Sustainability and Gen Z: Milano Unica explores the future of fashion

For Spring-Summer 2021, Italy’s leading high-end textile and accessories show looks to the generation of digital natives for a trend forecast.

To grow up online is a unique concept: everything is available to you at the click of a button, and everything is ever-changing. For the first generation using the internet since birth, everything and nothing is new, so when imagining a future, the possibilities are endless. Perpetually connected, Gen-Z can do just about everything online: from shopping to socialising, there is a sense of community and togetherness about living URL. “Gen Z represents the sophisticated projection of 5.0 technology of the future while at the same time, on a behavioural level, it follows the same tribal dynamics of mankind since its inception” Stefano Fadda, art director of Milano Unica explains.

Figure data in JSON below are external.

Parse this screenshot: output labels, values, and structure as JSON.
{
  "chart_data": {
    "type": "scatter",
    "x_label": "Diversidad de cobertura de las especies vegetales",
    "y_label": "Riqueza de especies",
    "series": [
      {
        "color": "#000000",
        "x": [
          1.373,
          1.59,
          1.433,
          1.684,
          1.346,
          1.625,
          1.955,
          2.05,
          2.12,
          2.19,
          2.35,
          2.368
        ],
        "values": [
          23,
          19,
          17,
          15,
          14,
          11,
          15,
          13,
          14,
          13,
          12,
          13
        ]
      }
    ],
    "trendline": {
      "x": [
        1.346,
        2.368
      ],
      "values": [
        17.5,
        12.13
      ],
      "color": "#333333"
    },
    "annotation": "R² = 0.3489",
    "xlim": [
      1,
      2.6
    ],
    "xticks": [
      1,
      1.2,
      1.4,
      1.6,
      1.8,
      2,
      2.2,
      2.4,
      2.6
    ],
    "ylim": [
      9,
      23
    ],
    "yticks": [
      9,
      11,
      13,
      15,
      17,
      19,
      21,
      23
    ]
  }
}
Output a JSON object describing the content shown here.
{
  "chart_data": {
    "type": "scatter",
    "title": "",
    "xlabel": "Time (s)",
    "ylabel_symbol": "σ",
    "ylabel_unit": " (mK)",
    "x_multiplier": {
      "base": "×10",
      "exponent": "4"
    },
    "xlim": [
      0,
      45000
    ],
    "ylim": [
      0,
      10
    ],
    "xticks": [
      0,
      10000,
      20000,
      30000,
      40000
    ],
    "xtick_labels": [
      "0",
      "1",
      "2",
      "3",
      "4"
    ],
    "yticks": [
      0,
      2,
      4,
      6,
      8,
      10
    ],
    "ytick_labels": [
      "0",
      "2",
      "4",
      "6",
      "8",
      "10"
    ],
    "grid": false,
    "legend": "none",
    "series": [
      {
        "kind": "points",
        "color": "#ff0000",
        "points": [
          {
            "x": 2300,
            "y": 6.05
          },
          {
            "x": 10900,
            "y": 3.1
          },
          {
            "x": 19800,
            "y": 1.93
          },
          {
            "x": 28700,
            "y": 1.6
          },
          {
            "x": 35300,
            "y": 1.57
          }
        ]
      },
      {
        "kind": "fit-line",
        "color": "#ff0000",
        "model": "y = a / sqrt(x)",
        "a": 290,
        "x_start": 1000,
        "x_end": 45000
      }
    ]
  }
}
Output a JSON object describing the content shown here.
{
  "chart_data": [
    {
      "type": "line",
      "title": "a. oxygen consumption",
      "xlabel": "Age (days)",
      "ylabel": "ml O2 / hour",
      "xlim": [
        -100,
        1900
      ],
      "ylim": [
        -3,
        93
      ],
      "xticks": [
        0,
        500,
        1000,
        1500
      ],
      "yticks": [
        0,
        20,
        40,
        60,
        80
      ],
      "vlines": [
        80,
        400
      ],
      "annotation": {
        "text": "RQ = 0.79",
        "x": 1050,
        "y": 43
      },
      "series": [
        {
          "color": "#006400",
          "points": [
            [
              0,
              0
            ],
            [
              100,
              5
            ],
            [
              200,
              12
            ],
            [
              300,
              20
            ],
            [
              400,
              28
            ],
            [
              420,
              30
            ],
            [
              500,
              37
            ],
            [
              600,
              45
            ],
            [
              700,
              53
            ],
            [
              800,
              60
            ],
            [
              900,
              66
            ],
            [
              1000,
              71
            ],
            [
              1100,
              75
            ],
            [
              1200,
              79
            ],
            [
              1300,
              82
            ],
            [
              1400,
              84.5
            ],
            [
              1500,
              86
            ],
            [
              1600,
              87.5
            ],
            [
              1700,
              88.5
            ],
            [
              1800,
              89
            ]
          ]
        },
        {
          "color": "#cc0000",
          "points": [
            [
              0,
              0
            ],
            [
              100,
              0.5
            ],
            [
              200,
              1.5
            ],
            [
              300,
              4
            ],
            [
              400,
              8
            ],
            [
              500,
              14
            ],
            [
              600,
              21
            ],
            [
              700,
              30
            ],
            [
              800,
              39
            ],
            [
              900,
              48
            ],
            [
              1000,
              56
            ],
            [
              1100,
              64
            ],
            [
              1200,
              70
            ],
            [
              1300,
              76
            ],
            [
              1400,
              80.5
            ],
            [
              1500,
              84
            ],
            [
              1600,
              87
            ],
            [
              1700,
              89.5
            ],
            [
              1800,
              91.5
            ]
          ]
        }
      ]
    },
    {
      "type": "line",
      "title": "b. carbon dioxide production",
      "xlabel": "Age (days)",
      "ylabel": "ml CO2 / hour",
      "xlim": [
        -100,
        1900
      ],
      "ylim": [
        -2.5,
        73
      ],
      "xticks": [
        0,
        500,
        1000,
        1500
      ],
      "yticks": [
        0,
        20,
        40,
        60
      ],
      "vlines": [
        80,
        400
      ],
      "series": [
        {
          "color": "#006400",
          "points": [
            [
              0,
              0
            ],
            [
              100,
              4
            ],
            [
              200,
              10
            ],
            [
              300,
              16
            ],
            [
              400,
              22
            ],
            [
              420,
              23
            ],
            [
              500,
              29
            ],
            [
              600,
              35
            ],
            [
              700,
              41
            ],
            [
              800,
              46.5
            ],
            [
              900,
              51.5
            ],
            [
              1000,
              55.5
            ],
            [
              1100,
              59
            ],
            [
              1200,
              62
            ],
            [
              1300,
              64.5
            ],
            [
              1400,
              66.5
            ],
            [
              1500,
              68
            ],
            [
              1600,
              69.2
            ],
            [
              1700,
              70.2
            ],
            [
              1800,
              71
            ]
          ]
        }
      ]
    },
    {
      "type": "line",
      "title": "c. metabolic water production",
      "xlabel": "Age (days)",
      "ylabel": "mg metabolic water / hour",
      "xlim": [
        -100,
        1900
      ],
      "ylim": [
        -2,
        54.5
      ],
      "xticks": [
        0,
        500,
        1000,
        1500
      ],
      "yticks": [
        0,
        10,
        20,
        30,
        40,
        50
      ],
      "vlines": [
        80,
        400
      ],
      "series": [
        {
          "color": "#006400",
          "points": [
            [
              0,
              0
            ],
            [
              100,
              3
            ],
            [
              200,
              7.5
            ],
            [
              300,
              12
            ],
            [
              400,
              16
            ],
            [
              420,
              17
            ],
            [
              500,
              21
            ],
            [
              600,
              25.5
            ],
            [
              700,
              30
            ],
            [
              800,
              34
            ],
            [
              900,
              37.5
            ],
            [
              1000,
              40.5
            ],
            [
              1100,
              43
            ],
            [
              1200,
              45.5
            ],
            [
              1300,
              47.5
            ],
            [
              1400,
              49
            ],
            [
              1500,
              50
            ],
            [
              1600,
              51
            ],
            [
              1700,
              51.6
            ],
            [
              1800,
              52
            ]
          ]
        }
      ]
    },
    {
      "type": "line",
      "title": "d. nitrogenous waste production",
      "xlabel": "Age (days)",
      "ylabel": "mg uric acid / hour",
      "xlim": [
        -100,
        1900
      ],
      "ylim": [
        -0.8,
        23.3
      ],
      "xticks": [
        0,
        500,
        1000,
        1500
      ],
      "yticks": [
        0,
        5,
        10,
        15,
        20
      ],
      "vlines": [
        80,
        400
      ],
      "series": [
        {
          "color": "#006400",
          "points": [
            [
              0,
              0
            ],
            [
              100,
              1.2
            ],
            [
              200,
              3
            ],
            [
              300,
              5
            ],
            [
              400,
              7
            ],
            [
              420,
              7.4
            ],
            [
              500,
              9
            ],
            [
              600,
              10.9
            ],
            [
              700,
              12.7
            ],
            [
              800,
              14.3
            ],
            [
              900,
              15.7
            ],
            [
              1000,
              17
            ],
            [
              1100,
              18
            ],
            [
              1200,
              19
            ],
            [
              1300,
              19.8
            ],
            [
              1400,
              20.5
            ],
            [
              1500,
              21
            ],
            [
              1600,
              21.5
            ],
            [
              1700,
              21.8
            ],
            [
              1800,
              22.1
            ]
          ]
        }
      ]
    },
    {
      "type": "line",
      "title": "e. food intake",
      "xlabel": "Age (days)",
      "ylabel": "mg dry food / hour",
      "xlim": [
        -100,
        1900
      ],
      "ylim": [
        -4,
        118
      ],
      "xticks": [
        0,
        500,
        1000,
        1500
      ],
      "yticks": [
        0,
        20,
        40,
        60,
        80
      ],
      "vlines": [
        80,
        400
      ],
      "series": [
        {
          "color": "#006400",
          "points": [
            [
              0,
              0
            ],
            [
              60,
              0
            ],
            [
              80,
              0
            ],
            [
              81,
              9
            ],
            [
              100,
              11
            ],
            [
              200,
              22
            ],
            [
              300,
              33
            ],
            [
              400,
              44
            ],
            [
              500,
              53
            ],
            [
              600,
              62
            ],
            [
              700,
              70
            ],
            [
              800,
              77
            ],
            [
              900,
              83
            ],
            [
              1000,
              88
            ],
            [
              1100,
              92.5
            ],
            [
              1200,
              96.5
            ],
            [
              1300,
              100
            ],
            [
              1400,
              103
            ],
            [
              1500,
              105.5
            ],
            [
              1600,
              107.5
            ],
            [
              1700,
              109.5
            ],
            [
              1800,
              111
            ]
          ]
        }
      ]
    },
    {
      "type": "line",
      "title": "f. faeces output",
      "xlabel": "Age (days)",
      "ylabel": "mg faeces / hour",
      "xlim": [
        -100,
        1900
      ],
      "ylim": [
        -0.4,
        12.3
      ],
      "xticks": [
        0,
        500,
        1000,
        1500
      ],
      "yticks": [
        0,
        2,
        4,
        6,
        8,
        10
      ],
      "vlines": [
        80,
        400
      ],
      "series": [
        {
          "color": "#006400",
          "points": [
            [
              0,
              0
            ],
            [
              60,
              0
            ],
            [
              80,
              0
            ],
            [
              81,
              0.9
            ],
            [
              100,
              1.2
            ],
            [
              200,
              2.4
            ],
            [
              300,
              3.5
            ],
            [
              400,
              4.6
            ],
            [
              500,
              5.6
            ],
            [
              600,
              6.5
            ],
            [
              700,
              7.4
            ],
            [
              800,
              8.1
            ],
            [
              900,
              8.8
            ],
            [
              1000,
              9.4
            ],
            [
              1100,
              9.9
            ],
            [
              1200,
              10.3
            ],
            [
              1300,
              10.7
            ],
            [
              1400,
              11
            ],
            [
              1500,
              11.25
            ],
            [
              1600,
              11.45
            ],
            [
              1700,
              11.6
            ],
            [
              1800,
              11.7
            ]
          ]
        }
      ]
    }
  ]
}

For the trends of SS 2021, Milano Unica has delved deep into this world, beginning with one assumption: “today’s youths find confirmation and self-confidence when they share rites, fashions, slang and passions within their group of friends. In other words, they live and are moulded by interacting with “the other members of their own tribe” writes the psychoanalyst Massimo Ammaniti.” This group dynamic allows for a setting and a following of trends through the forming of subcultures, of shared identities.

An important aspect of these shared identities is a social awareness, notably an environmental consciousness. As Ercole Botto Poala, President of Milano Unica asserts, “One can also say that Gen Z is the generation that is most aware of environmental issues, it is even the one that sparked green consciousness in the world”. The more this generation grows, and the more the eco-awareness rises, the more pressing it is for fashion, accessories and textiles to move forward into a sustainable future.

At Milano Unica’s first symposium on sustainability, a vibrant selection of guest speakers discussed this very idea. President of Milano Unica Ercole Botto Poala teamed up with Editor-in-chief of Vogue Italia and L’Uomo Vogue Emanuele Farneti, Bain & Company’s Claudia D’Arpizio, fashion critic Giusi Ferré, Pattern SpA CEO Luca Sburlati and HUNGER’s very own founder Rankin, also co-founder of Dazed & Confused and AnOther. Addressing diverse topics from consumer trends, ethics of language, the power of the media, sustainability processes and how to be ‘politically correct’ in the free expression of creativity, the panel provided much-needed insight into the future of fashion.

Uniting the future with the past, Milano Unica’s three key trends were conceived with these concepts in mind. The trends unite “5.0 technology with the aesthetic and content eccentricities of some tribes from the north to the south of the world, to determine a creative and cultural synthesis that establishes a connection between youthful aesthetics and ancestral tribal emotions, depicted within 3 symbolic landmarks, Mexico City, Los Angeles and Papua New Guinea.” These three aesthetic trends are detailed below:

TROPICAL RAVE IN MEXICO CITY mixes Mexican rituality with rave party techno tropical music. Here nature is the protagonist for prints and colours.

INDIAN CHILL OUT IN L.A. connects memories made of spices and riches from maharajahs with a passion for waves and the liberating energy of surfing. The style in this theme is decorative, sophisticated with colours of the vegan world and touches of rock ambient transgression.

 BRITISH CLUBBING IN PAPUA proposes an ideal comparison between the craftsmanship of the fire people and the sartorial tradition typical of English clubs. Comfort and elegance mingle and the hybridisation between hi-tech fabrics and raw natural fibres emphasise the importance of researching materials.

Moving towards progressive new beginnings in the world of textiles, accessories and beyond, Milano Unica asks the question “Can creativity be sustainable?”, and offers solutions for how it can and will be in the very near future.